Saturday, June 29, 2013

Think specifically about the setting of the "Greasy lake" at night and then the setting of the lake in the morning as the boys come out of hiding. There is a very distinct contrast in these two descriptions. Explain why this is.

Greasy Lake is a story about what happens when one's fantasies are put to the test of reality. In the beginning of the story, the narrator and his friends are shown to think of themselves as “tough characters,” but in fact they are just teens trying out different identities that they don't truly understand. The setting reenforces this—the lake at night is a place of mystery and uncertainty. The fight that is the central action of the story is a product of this mystery: first, because they mistake one car for another; second, the identity of the man they fight is never clear. The whole sequence, from arriving to the lake, to possibly killing the man with a blow to the head with the tire iron, to the aborted rape of his girlfriend, all takes place in a kind of fog, as if the events were somehow disconnected from reality. When another car comes and the narrator tries to “swim for it” across the lake and finds the corpse and watches as his mother’s car is vandalized, it is as if the reality of his situation finally hits him.

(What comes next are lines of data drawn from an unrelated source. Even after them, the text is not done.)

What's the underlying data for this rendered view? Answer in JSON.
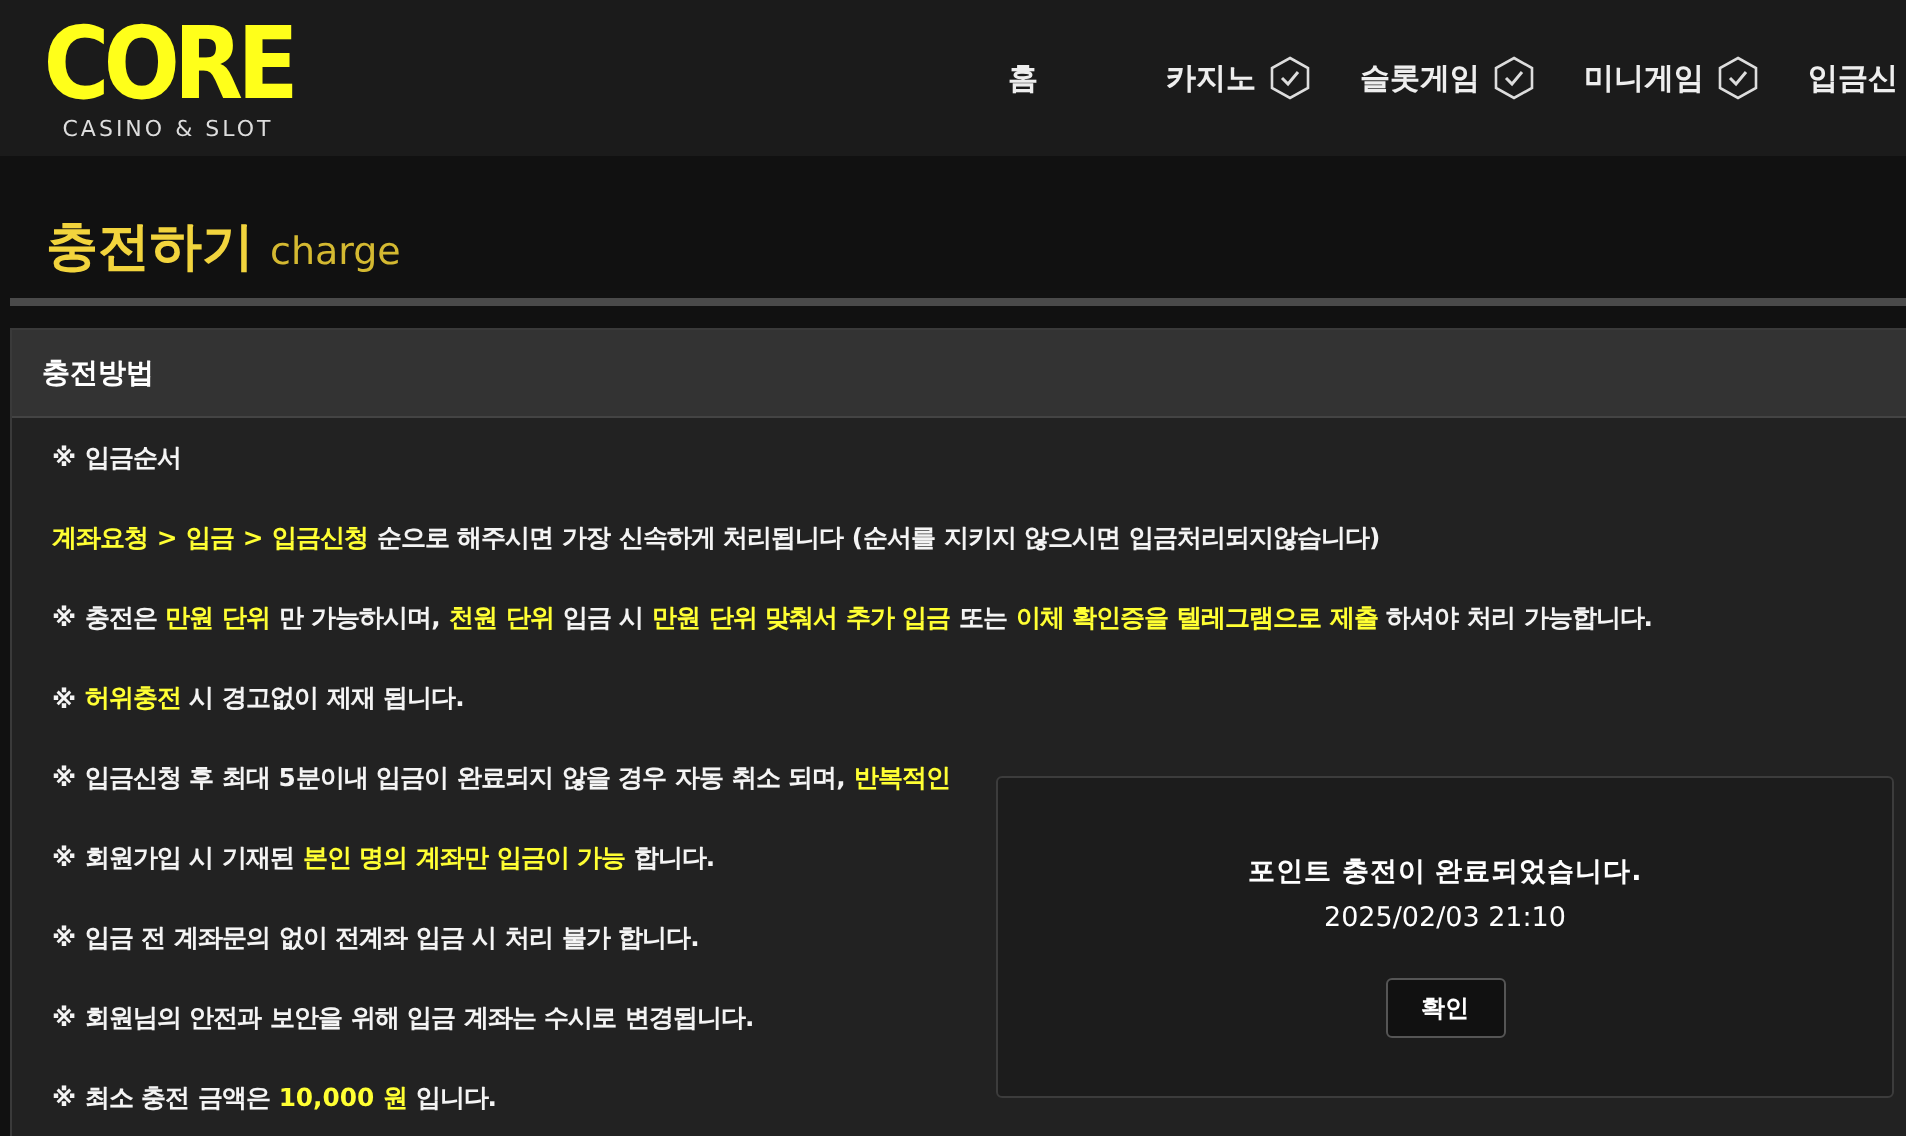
{
  "header": {
    "logo": {
      "wordmark": "CORE",
      "tagline": "CASINO & SLOT"
    },
    "nav": [
      {
        "label": "홈",
        "has_icon": false
      },
      {
        "label": "카지노",
        "has_icon": true
      },
      {
        "label": "슬롯게임",
        "has_icon": true
      },
      {
        "label": "미니게임",
        "has_icon": true
      },
      {
        "label": "입금신",
        "has_icon": false
      }
    ]
  },
  "page_title": {
    "title": "충전하기",
    "subtitle": "charge"
  },
  "panel": {
    "title": "충전방법",
    "lines": [
      [
        {
          "text": "※ 입금순서",
          "highlight": false
        }
      ],
      [
        {
          "text": "계좌요청 > 입금 > 입금신청",
          "highlight": true
        },
        {
          "text": " 순으로 해주시면 가장 신속하게 처리됩니다 (순서를 지키지 않으시면 입금처리되지않습니다)",
          "highlight": false
        }
      ],
      [
        {
          "text": "※ 충전은 ",
          "highlight": false
        },
        {
          "text": "만원 단위",
          "highlight": true
        },
        {
          "text": " 만 가능하시며, ",
          "highlight": false
        },
        {
          "text": "천원 단위",
          "highlight": true
        },
        {
          "text": " 입금 시 ",
          "highlight": false
        },
        {
          "text": "만원 단위 맞춰서 추가 입금",
          "highlight": true
        },
        {
          "text": " 또는 ",
          "highlight": false
        },
        {
          "text": "이체 확인증을 텔레그램으로 제출",
          "highlight": true
        },
        {
          "text": " 하셔야 처리 가능합니다.",
          "highlight": false
        }
      ],
      [
        {
          "text": "※ ",
          "highlight": false
        },
        {
          "text": "허위충전",
          "highlight": true
        },
        {
          "text": " 시 경고없이 제재 됩니다.",
          "highlight": false
        }
      ],
      [
        {
          "text": "※ 입금신청 후 최대 5분이내 입금이 완료되지 않을 경우 자동 취소 되며, ",
          "highlight": false
        },
        {
          "text": "반복적인",
          "highlight": true
        }
      ],
      [
        {
          "text": "※ 회원가입 시 기재된 ",
          "highlight": false
        },
        {
          "text": "본인 명의 계좌만 입금이 가능",
          "highlight": true
        },
        {
          "text": " 합니다.",
          "highlight": false
        }
      ],
      [
        {
          "text": "※ 입금 전 계좌문의 없이 전계좌 입금 시 처리 불가 합니다.",
          "highlight": false
        }
      ],
      [
        {
          "text": "※ 회원님의 안전과 보안을 위해 입금 계좌는 수시로 변경됩니다.",
          "highlight": false
        }
      ],
      [
        {
          "text": "※ 최소 충전 금액은 ",
          "highlight": false
        },
        {
          "text": "10,000 원",
          "highlight": true
        },
        {
          "text": " 입니다.",
          "highlight": false
        }
      ]
    ]
  },
  "dialog": {
    "message": "포인트 충전이 완료되었습니다.",
    "timestamp": "2025/02/03 21:10",
    "button": "확인"
  }
}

In the daylight, things become clearer. The narrator and his friends emerge from their hiding places; the car, though damaged, is still drivable. There is a sense that they’ve come to realize that being “tough characters” is not what they had thought it would be. It is as if the light of day has chastened them. When the girls show up and start asking about “Al,” the owner of a motorcycle parked at the lake, the narrator says he hasn’t seen him, although the implication is that the body in the lake must have been Al’s. The three friends drive away in their broken car, and the reader is left with the sense that their days of being “tough characters” are over.